Uno spazio virtuale di incontro e gioco dedicato ai ragazzi oncologici, per superare i limiti imposti dalla malattia e dalla quarantena per il Covid-19

È dedicato agli adolescenti oncologici Play4You, il nuovo progetto online dell’Ospedale pediatrico Bambino Gesù: una stanza virtuale per l’incontro e per il gioco, ideata per superare i limiti imposti dalla malattia e dal periodo di quarantena dovuto al Covid-19, messa a punto dagli psicologi, dal personale medico e infermieristico e dagli educatori del Dipartimento di Oncoematologia e Terapia genica e cellulare dell’ospedale. All’iniziativa partecipano anche i  volontari dediti alle attività ludiche, di solito presenti in reparto, e appartenenti a diverse associazioni: Associazione Bambino Gesù onlus, Associazione Edoardo Marcangeli onlus, Associazione Davide Ciavattini onlus.

Si tratta, spiegano dal Bambino Gesù, di «un nuovo strumento del progetto Adolescenti 4You, nato nel 2017, per dare una risposta alle necessità specifiche di ragazzi e ragazze con una storia comune di malattie onco-ematologiche.

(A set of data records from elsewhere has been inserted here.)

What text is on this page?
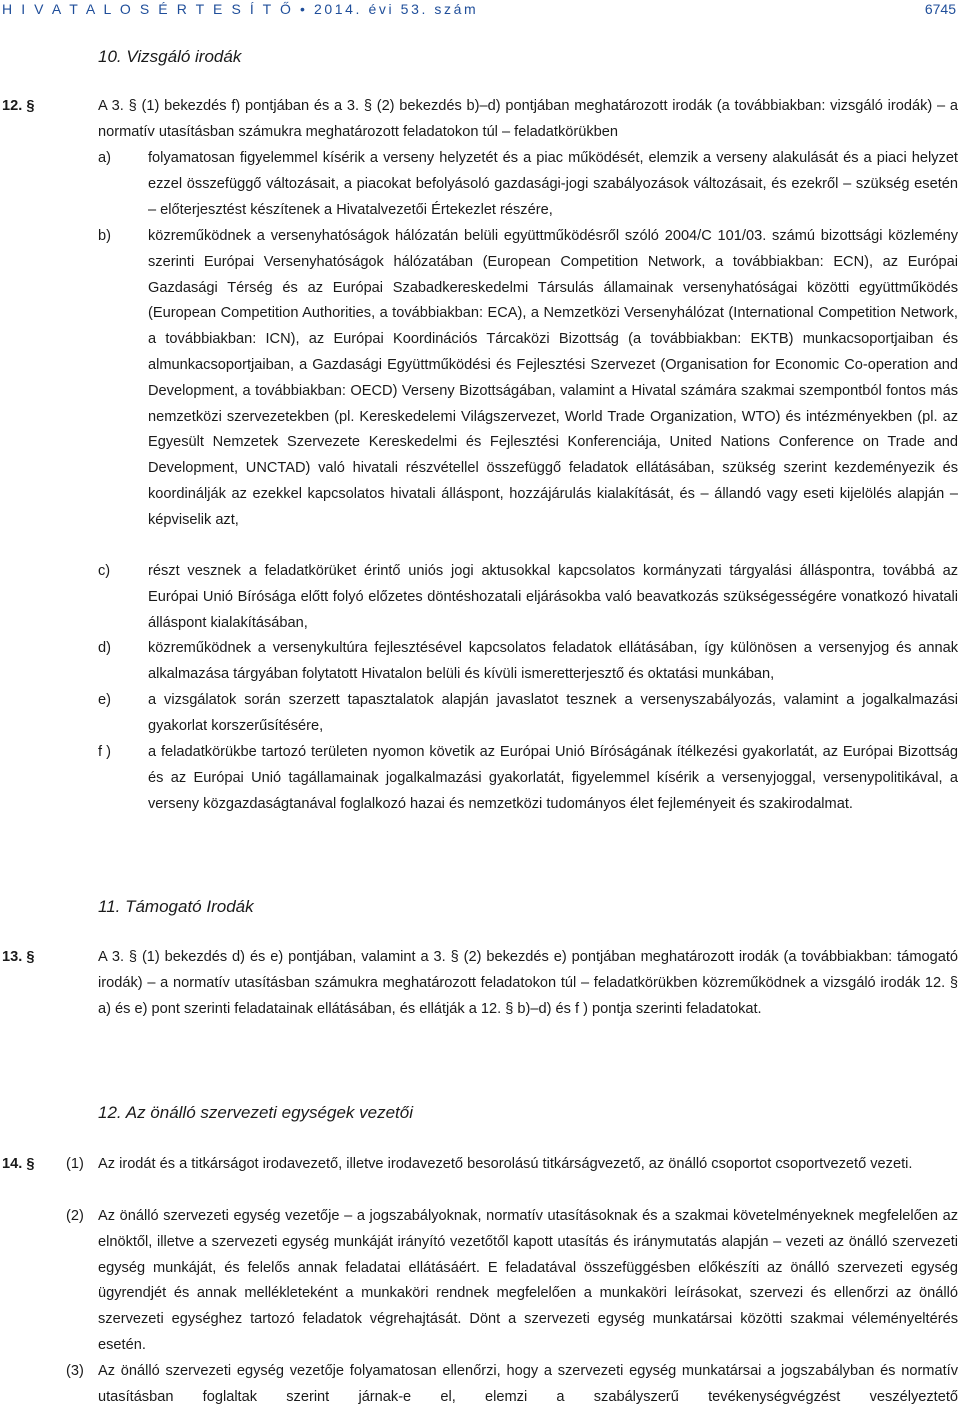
H I V A T A L O S É R T E S Í T Ő • 2014. évi 53. szám	6745
10. Vizsgáló irodák
12. §	A 3. § (1) bekezdés f) pontjában és a 3. § (2) bekezdés b)–d) pontjában meghatározott irodák (a továbbiakban: vizsgáló irodák) – a normatív utasításban számukra meghatározott feladatokon túl – feladatkörükben
a)	folyamatosan figyelemmel kísérik a verseny helyzetét és a piac működését, elemzik a verseny alakulását és a piaci helyzet ezzel összefüggő változásait, a piacokat befolyásoló gazdasági-jogi szabályozások változásait, és ezekről – szükség esetén – előterjesztést készítenek a Hivatalvezetői Értekezlet részére,
b)	közreműködnek a versenyhatóságok hálózatán belüli együttműködésről szóló 2004/C 101/03. számú bizottsági közlemény szerinti Európai Versenyhatóságok hálózatában (European Competition Network, a továbbiakban: ECN), az Európai Gazdasági Térség és az Európai Szabadkereskedelmi Társulás államainak versenyhatóságai közötti együttműködés (European Competition Authorities, a továbbiakban: ECA), a Nemzetközi Versenyhálózat (International Competition Network, a továbbiakban: ICN), az Európai Koordinációs Tárcaközi Bizottság (a továbbiakban: EKTB) munkacsoportjaiban és almunkacsoportjaiban, a Gazdasági Együttműködési és Fejlesztési Szervezet (Organisation for Economic Co-operation and Development, a továbbiakban: OECD) Verseny Bizottságában, valamint a Hivatal számára szakmai szempontból fontos más nemzetközi szervezetekben (pl. Kereskedelemi Világszervezet, World Trade Organization, WTO) és intézményekben (pl. az Egyesült Nemzetek Szervezete Kereskedelmi és Fejlesztési Konferenciája, United Nations Conference on Trade and Development, UNCTAD) való hivatali részvétellel összefüggő feladatok ellátásában, szükség szerint kezdeményezik és koordinálják az ezekkel kapcsolatos hivatali álláspont, hozzájárulás kialakítását, és – állandó vagy eseti kijelölés alapján – képviselik azt,
c)	részt vesznek a feladatkörüket érintő uniós jogi aktusokkal kapcsolatos kormányzati tárgyalási álláspontra, továbbá az Európai Unió Bírósága előtt folyó előzetes döntéshozatali eljárásokba való beavatkozás szükségességére vonatkozó hivatali álláspont kialakításában,
d)	közreműködnek a versenykultúra fejlesztésével kapcsolatos feladatok ellátásában, így különösen a versenyjog és annak alkalmazása tárgyában folytatott Hivatalon belüli és kívüli ismeretterjesztő és oktatási munkában,
e)	a vizsgálatok során szerzett tapasztalatok alapján javaslatot tesznek a versenyszabályozás, valamint a jogalkalmazási gyakorlat korszerűsítésére,
f )	a feladatkörükbe tartozó területen nyomon követik az Európai Unió Bíróságának ítélkezési gyakorlatát, az Európai Bizottság és az Európai Unió tagállamainak jogalkalmazási gyakorlatát, figyelemmel kísérik a versenyjoggal, versenypolitikával, a verseny közgazdaságtanával foglalkozó hazai és nemzetközi tudományos élet fejleményeit és szakirodalmat.
11. Támogató Irodák
13. §	A 3. § (1) bekezdés d) és e) pontjában, valamint a 3. § (2) bekezdés e) pontjában meghatározott irodák (a továbbiakban: támogató irodák) – a normatív utasításban számukra meghatározott feladatokon túl – feladatkörükben közreműködnek a vizsgáló irodák 12. § a) és e) pont szerinti feladatainak ellátásában, és ellátják a 12. § b)–d) és f ) pontja szerinti feladatokat.
12. Az önálló szervezeti egységek vezetői
14. §	(1) Az irodát és a titkárságot irodavezető, illetve irodavezető besorolású titkárságvezető, az önálló csoportot csoportvezető vezeti.
(2) Az önálló szervezeti egység vezetője – a jogszabályoknak, normatív utasításoknak és a szakmai követelményeknek megfelelően az elnöktől, illetve a szervezeti egység munkáját irányító vezetőtől kapott utasítás és iránymutatás alapján – vezeti az önálló szervezeti egység munkáját, és felelős annak feladatai ellátásáért. E feladatával összefüggésben előkészíti az önálló szervezeti egység ügyrendjét és annak mellékleteként a munkaköri rendnek megfelelően a munkaköri leírásokat, szervezi és ellenőrzi az önálló szervezeti egységhez tartozó feladatok végrehajtását. Dönt a szervezeti egység munkatársai közötti szakmai véleményeltérés esetén.
(3) Az önálló szervezeti egység vezetője folyamatosan ellenőrzi, hogy a szervezeti egység munkatársai a jogszabályban és normatív utasításban foglaltak szerint járnak-e el, elemzi a szabályszerű tevékenységvégzést veszélyeztető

Un modello nuovo di assistenza – clinica e psicosociale – che supporti i bisogni legati alla malattia e alla necessità di garantire continuità alla vita fuori dall’ospedale, fatta di famiglia, amici, scuola, affetti e hobby». Un’iniziativa, quella di Play4You, fortemente voluta dal direttore del Dipartimento Franco Locatelli. «Trattare un adolescente significa che devi essere disponibile a metterti in gioco e confrontarti su un terreno che non è più il tuo, da molti decenni – spiega Locatelli -. È come giocare una partita in trasferta».

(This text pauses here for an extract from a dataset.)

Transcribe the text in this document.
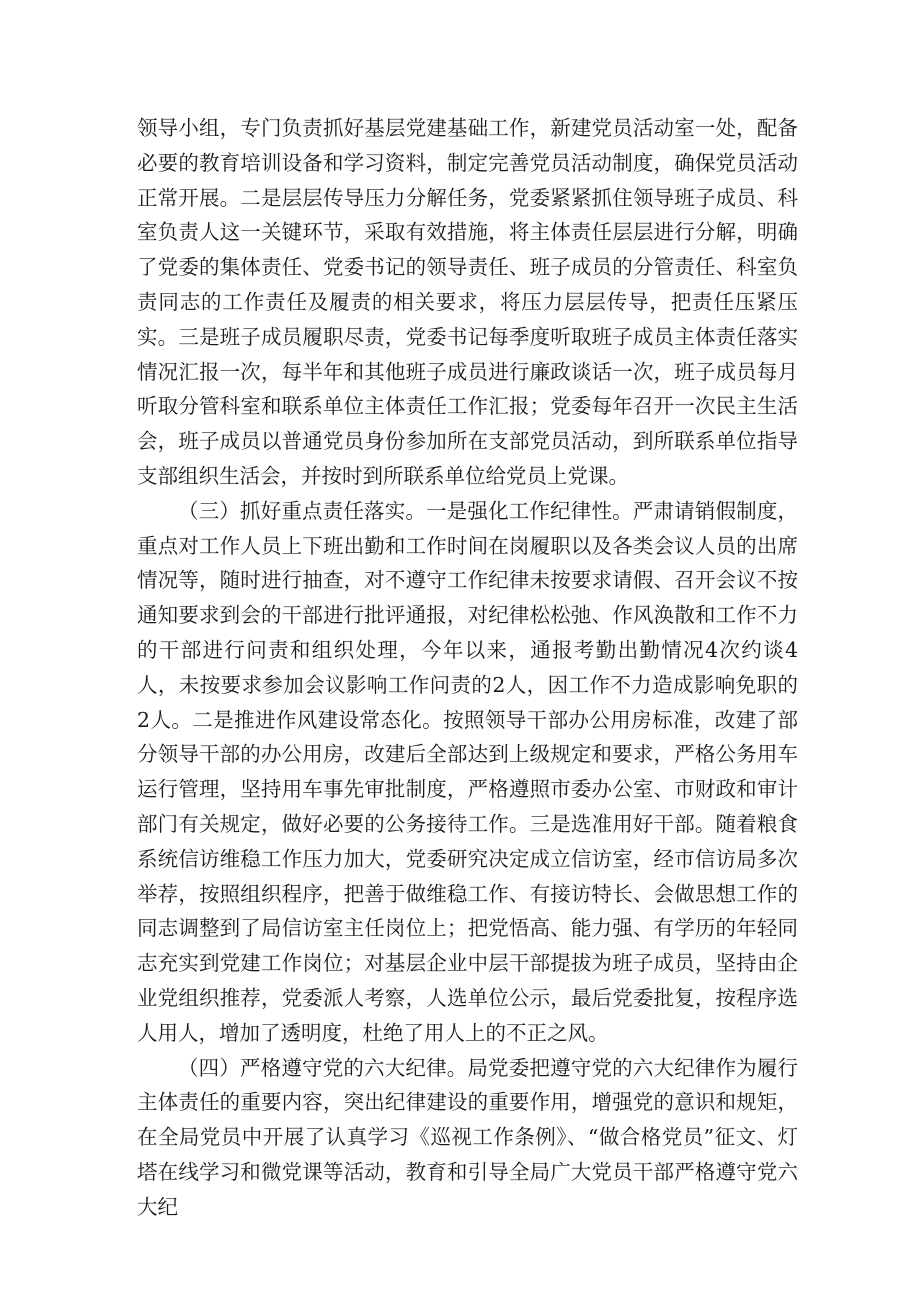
领导小组，专门负责抓好基层党建基础工作，新建党员活动室一处，配备必要的教育培训设备和学习资料，制定完善党员活动制度，确保党员活动正常开展。二是层层传导压力分解任务，党委紧紧抓住领导班子成员、科室负责人这一关键环节，采取有效措施，将主体责任层层进行分解，明确了党委的集体责任、党委书记的领导责任、班子成员的分管责任、科室负责同志的工作责任及履责的相关要求，将压力层层传导，把责任压紧压实。三是班子成员履职尽责，党委书记每季度听取班子成员主体责任落实情况汇报一次，每半年和其他班子成员进行廉政谈话一次，班子成员每月听取分管科室和联系单位主体责任工作汇报；党委每年召开一次民主生活会，班子成员以普通党员身份参加所在支部党员活动，到所联系单位指导支部组织生活会，并按时到所联系单位给党员上党课。

（三）抓好重点责任落实。一是强化工作纪律性。严肃请销假制度，重点对工作人员上下班出勤和工作时间在岗履职以及各类会议人员的出席情况等，随时进行抽查，对不遵守工作纪律未按要求请假、召开会议不按通知要求到会的干部进行批评通报，对纪律松松弛、作风涣散和工作不力的干部进行问责和组织处理，今年以来，通报考勤出勤情况4次约谈4人，未按要求参加会议影响工作问责的2人，因工作不力造成影响免职的2人。二是推进作风建设常态化。按照领导干部办公用房标准，改建了部分领导干部的办公用房，改建后全部达到上级规定和要求，严格公务用车运行管理，坚持用车事先审批制度，严格遵照市委办公室、市财政和审计部门有关规定，做好必要的公务接待工作。三是选准用好干部。随着粮食系统信访维稳工作压力加大，党委研究决定成立信访室，经市信访局多次举荐，按照组织程序，把善于做维稳工作、有接访特长、会做思想工作的同志调整到了局信访室主任岗位上；把党悟高、能力强、有学历的年轻同志充实到党建工作岗位；对基层企业中层干部提拔为班子成员，坚持由企业党组织推荐，党委派人考察，人选单位公示，最后党委批复，按程序选人用人，增加了透明度，杜绝了用人上的不正之风。

（四）严格遵守党的六大纪律。局党委把遵守党的六大纪律作为履行主体责任的重要内容，突出纪律建设的重要作用，增强党的意识和规矩，在全局党员中开展了认真学习《巡视工作条例》、“做合格党员”征文、灯塔在线学习和微党课等活动，教育和引导全局广大党员干部严格遵守党六大纪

È possibile connettersi a Play4You tutti i pomeriggi, dal lunedì al venerdì, attraverso un apposito link che viene fornito ai partecipanti. Gli adolescenti ricoverati nei diversi reparti di oncoematologia, quelli che sono in day hospital e coloro che si trovano a casa possono collegarsi per incontrarsi, giocare in gruppo o singolarmente, confrontarsi con persone che vivono la stessa “vita da paziente”, trovando un importante supporto morale. Nella stanza virtuale comunque i ragazzi non sono mai soli: con loro sono sempre presenti uno o più specialisti del team, per favorire e monitorare lo scambio tra i ragazzi.

«Una stanza virtuale adibita al gioco era, inizialmente, una scommessa, in breve si è rivelata un’ottima idea – spiega l’oncologo Giuseppe Maria Milano, referente del progetto -. L’energia dedicata a stimolare l’attenzione del paziente oncologico anche a distanza è stata ripagata da un successo inaspettato». Lo dimostrano i dati: sono ormai più di 25 i ragazzi che partecipano all’iniziativa, divisi in gruppi spontanei di 4-5, che si ritrovano ogni giorno. Le stanze della degenza ordinaria, le stanze isolate del centro trapianti o quelle del day hospital diventano così connesse, permettendo maggiore aggregazione tra gli adolescenti che le occupano.

Per Milano, «il progetto Play4You può diventare un’esperienza da conservare per altri possibili utilizzi e applicazioni. L’evoluzione della nuova iniziativa potrebbe diventare uno strumento ulteriore nel percorso di cura. Non solo durante l’attuale emergenza, ma nella “normale” solitudine di un ragazzo adolescente in isolamento a causa della sua patologia. Le conseguenze sociali e relazionali di un tumore –  o di un’altra malattia di pari impatto – possono e devono essere superate».